The University will launch the Purdue Polytechnic Indianapolis High School, a charter school aimed at bringing STEM education to low-income students in the Indianapolis area. The charter school program backed by the University may expand to other cities in Indiana where Purdue has polytechnic centers.
The high school curriculum will mirror the transformed Purdue Polytechnic Institute on the West Lafayette campus and serve as a pipeline to the Institute.
Purdue University President Mitch Daniels and former Governor of Indiana, said during the launch event that increasing the number of low-income, first-generation and minority students who are prepared is not just an Indiana issue but a nationwide challenge, and that the polytechnic high school is an attempt at direct action.
The plan is notable as it could be a model used by other institutions throughout the US.
As far as university presidents go Mitch Daniels is not an unknown entity either. He was briefly considered as presidential contender in 2010 and maintained a strong focus on education during his tenure as governor. Daniels has also come up again in 2016 election chatter. He was elected to his role as University President in 2012 and released an open letter at the start of his tenure calling on local stakeholders to increase affordability while maintaining academic rigor.
“Our two basic objectives are to offer an alternative learning environment designed to better prepare students for today’s workplace and to increase significantly the unacceptably low number of Indianapolis Public School students who are qualified to succeed at Purdue,” Daniels added.
A steering committee composed of leaders from Purdue, the city of Indianapolis, USA Funds, and EmployIndy has been working for the past year on plans for the new school.
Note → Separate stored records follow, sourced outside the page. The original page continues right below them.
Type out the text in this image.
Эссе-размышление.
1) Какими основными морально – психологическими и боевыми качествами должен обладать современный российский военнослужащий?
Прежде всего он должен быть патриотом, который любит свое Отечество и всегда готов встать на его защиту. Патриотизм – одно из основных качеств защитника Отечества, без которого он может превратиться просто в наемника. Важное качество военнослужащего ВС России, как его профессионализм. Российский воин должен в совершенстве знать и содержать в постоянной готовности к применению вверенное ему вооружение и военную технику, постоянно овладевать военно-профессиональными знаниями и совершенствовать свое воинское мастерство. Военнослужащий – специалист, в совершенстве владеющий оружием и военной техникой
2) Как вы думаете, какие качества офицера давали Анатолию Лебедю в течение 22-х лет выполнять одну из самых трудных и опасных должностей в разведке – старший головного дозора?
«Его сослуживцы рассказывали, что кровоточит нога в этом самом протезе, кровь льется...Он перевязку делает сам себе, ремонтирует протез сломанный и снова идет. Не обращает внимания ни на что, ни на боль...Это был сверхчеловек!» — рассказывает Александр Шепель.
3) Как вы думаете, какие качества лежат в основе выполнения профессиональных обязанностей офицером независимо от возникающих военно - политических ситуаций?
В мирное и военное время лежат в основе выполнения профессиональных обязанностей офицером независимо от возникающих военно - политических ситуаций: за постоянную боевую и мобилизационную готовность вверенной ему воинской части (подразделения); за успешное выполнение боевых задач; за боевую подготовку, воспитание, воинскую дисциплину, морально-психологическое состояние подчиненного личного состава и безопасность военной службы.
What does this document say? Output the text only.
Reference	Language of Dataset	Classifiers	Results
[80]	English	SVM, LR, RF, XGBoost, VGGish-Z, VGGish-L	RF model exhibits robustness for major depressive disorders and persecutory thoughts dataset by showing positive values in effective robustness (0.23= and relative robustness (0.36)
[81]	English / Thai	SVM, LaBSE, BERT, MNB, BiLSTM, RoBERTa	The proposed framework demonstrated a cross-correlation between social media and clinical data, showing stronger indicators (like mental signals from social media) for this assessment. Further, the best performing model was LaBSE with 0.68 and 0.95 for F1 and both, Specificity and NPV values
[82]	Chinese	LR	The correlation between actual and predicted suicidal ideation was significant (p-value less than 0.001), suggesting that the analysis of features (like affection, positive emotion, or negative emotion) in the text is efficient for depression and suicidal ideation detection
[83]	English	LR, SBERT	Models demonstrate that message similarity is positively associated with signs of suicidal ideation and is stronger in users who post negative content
USA Funds has provided a $500,000 planning grant, administered by EmployIndy, for the start-up of the school, which is expected to be in downtown Indianapolis.
Purdue faculty, primarily from the Purdue Polytechnic Institute, will develop the unique curriculum and teaching methods for the school as a blend of K-12 and postsecondary education with an infusion of industry leadership and participation, said Gary Bertoline, dean of the Purdue Polytechnic Institute.
Students who succeed in the rigorous curriculum at Purdue Polytechnic Indianapolis High School will be directly admitted to Purdue.
The charter school will maintain an open enrollment system. Students entering 11th grade will select a specific pathway to master skills, earn college credit and gain industry credentials while learning in the high school classroom, at Purdue’s West Lafayette campus and in the workplace. In the 12th grade, students will complete an internship of their chosen pathway.
As part of the program, Purdue also will provide programs that help students transition from high school to college and college-level courses.